Knowledge@Wharton, a publication of the Wharton School at the University of Pennsylvania, spoke to John Ghazvinian, author of Untapped: The Scramble for Africa's Oil, who is a visiting scholar at the university.
Here are a few highlights of the story.
Since 2000, one-third of the world’s oil new oil discoveries have been in Africa. Oil companies have already invested $20 billion in Africa in oil exploration and production, and they plan to spend another $50 billion before the end of the decade, Africans see little benefit from this interest in their continent. It’s called the Resource Curse, Ghazvinian says. "Between 1970 and 1993, countries without oil saw their economies grow four times faster than those of countries with oil," he said. By inflating the value of a country’s currency, oil makes other exports uncompetitive. Workers begin flocking to high paying petroleum businesses, weakening other sectors of the economy, forcing countries to depend on imports. "That decimates a country's agriculture and traditional industries."

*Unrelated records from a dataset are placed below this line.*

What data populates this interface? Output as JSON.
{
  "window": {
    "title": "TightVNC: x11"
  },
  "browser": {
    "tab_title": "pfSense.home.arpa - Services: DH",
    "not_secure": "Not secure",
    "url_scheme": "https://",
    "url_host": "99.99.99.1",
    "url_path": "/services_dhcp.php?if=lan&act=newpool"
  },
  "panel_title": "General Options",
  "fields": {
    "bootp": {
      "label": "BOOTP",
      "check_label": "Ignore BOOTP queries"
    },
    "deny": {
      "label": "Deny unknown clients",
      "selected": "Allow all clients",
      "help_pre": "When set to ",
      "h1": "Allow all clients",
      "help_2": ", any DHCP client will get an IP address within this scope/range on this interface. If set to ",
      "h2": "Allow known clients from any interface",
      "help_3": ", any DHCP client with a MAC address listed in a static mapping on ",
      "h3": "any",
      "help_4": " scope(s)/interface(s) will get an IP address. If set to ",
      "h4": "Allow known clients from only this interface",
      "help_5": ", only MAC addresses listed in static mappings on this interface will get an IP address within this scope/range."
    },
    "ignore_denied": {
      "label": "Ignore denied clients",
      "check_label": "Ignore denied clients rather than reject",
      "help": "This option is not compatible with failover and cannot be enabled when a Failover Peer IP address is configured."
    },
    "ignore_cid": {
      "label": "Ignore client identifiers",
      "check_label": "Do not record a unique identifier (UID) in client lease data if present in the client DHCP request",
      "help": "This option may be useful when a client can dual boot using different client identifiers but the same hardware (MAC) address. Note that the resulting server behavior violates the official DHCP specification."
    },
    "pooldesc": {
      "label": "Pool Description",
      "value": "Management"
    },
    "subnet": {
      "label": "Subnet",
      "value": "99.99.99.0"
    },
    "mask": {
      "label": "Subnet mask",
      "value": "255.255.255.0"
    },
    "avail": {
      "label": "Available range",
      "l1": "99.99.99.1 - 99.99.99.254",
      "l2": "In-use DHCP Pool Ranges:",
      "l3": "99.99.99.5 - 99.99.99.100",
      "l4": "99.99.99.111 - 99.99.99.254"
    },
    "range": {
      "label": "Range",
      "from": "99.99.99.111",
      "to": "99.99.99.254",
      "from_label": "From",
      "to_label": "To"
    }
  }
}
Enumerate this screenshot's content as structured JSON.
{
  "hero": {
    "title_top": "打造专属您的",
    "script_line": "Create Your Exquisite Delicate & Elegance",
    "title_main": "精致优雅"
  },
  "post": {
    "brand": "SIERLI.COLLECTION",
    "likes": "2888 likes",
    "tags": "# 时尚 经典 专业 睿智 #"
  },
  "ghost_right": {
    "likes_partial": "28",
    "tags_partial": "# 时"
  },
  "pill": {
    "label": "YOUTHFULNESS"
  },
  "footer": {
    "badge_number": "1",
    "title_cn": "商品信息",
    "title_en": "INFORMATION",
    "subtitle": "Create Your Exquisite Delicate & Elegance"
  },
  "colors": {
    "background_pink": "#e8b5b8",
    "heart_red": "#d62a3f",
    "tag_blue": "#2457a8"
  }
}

However, locals lacking degrees in engineering find themselves with little chance for promotion. The oil industry is capital intensive, not labor intensive, Ghazvinian says, so oil companies really only hire local to be guards.
Politicians become drawn into oil’s web, also. Governments with high oil revenues rarely charge income taxes, breaking the compact between citizens and their government. When politicians are not responsible to their citizens, it’s difficult to force them to invest in education or health infrastructure. Corruption is another problem altogether, he admits, but one that works both ways. Western bankers often look the other way when African leaders make large deposits. Western governments rarely question the leadership of African nations if the oil continues flowing.

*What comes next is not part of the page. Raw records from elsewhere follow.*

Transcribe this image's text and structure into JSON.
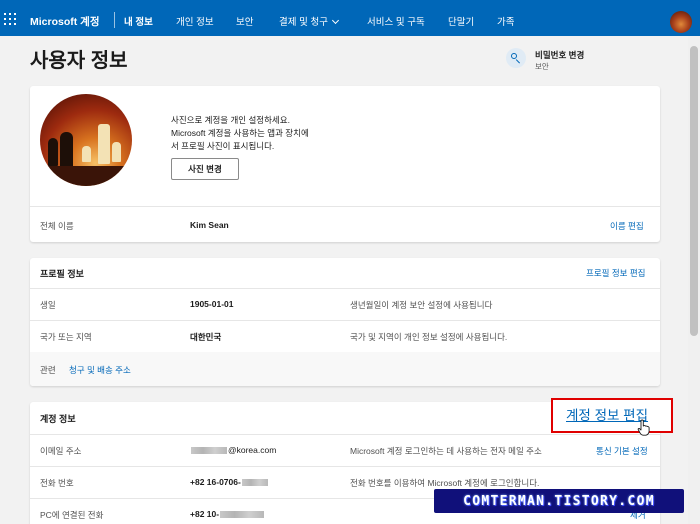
{
  "header": {
    "brand": "Microsoft 계정",
    "nav": [
      {
        "label": "내 정보",
        "active": true
      },
      {
        "label": "개인 정보"
      },
      {
        "label": "보안"
      },
      {
        "label": "결제 및 청구",
        "has_dropdown": true
      },
      {
        "label": "서비스 및 구독"
      },
      {
        "label": "단말기"
      },
      {
        "label": "가족"
      }
    ]
  },
  "page": {
    "title": "사용자 정보",
    "password_change": {
      "title": "비밀번호 변경",
      "subtitle": "보안",
      "icon": "key-icon"
    }
  },
  "photo_card": {
    "description": "사진으로 계정을 개인 설정하세요. Microsoft 계정을 사용하는 앱과 장치에서 프로필 사진이 표시됩니다.",
    "description_lines": [
      "사진으로 계정을 개인 설정하세요.",
      "Microsoft 계정을 사용하는 앱과 장치에",
      "서 프로필 사진이 표시됩니다."
    ],
    "change_photo_button": "사진 변경",
    "full_name_label": "전체 이름",
    "full_name_value": "Kim Sean",
    "edit_name_link": "이름 편집"
  },
  "profile_card": {
    "title": "프로필 정보",
    "edit_link": "프로필 정보 편집",
    "rows": [
      {
        "label": "생일",
        "value": "1905-01-01",
        "description": "생년월일이 계정 보안 설정에 사용됩니다"
      },
      {
        "label": "국가 또는 지역",
        "value": "대한민국",
        "description": "국가 및 지역이 개인 정보 설정에 사용됩니다."
      }
    ],
    "related_label": "관련",
    "related_link": "청구 및 배송 주소"
  },
  "account_card": {
    "title": "계정 정보",
    "edit_link": "계정 정보 편집",
    "rows": [
      {
        "label": "이메일 주소",
        "value_suffix": "@korea.com",
        "description": "Microsoft 계정 로그인하는 데 사용하는 전자 메일 주소",
        "link": "통신 기본 설정"
      },
      {
        "label": "전화 번호",
        "value_prefix": "+82 16-0706-",
        "description": "전화 번호를 이용하여 Microsoft 계정에 로그인합니다."
      },
      {
        "label": "PC에 연결된 전화",
        "value_prefix": "+82 10-",
        "link": "제거"
      }
    ]
  },
  "watermark": "COMTERMAN.TISTORY.COM",
  "colors": {
    "brand_blue": "#0067b8",
    "highlight_red": "#e00000",
    "watermark_bg": "#10107a"
  }
}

Contrasts come in many shades
It all adds up to a world of contrasts. Oil money is rarely invested in oil producing regions, allowing people in Nigerian delta to live in the “Stone Age” not far from multibillion dollar oil facilities. In Luanda, Angola – where “The disparity between rich and poor there is like nowhere else in the world – oil companies pay as much as $15,000 per month to rent employee housing.
Which begs the big question: How responsible are oil companies for development of oil-rich nations?

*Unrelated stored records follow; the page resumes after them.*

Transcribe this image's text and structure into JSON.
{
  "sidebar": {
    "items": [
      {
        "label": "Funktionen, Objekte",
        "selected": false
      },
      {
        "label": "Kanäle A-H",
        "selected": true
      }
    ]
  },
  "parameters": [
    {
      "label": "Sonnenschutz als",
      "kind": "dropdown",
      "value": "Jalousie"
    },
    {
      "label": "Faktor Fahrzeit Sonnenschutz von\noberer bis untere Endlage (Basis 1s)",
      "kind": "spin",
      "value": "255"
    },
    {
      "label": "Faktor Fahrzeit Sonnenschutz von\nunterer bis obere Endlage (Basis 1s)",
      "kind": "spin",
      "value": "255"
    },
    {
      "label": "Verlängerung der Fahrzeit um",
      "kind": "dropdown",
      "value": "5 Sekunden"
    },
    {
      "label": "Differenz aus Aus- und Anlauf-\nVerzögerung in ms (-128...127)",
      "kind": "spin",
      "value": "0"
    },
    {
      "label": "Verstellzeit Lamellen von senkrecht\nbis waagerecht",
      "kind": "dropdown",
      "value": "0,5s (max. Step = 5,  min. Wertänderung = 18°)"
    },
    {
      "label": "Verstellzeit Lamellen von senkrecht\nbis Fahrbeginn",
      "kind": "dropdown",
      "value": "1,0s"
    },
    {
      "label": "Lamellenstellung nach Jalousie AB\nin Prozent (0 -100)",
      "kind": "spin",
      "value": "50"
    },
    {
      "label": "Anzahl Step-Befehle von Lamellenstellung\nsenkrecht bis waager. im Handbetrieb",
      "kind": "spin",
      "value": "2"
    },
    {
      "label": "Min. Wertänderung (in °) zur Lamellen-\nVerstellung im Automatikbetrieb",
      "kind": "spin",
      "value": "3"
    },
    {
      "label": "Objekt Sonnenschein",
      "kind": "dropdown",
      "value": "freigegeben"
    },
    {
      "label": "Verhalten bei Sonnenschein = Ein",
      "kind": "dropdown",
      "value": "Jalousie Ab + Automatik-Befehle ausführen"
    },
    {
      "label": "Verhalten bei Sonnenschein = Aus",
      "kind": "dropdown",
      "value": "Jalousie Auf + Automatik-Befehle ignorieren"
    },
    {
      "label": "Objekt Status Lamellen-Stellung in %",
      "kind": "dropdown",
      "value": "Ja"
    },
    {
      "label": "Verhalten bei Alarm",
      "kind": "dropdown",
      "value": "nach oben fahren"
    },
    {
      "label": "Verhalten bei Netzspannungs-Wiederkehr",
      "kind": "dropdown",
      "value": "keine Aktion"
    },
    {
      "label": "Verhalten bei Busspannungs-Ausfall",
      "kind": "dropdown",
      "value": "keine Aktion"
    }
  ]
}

[Oil firms] often argue that their role in Africa is simply getting oil out of the ground, maximizing profits and paying taxes. Politicians, they contend, are responsible for investing the tax revenues in education and infrastructure.
"The oil companies will often say that they would like to invest in infrastructure or schools, but they don't have the expertise," Ghazvinian notes. "That's glib. Exxon Mobil is making billions and can hire consultants. They could do more. They don't have to usurp the role of government to do something useful in the countries where they are operating."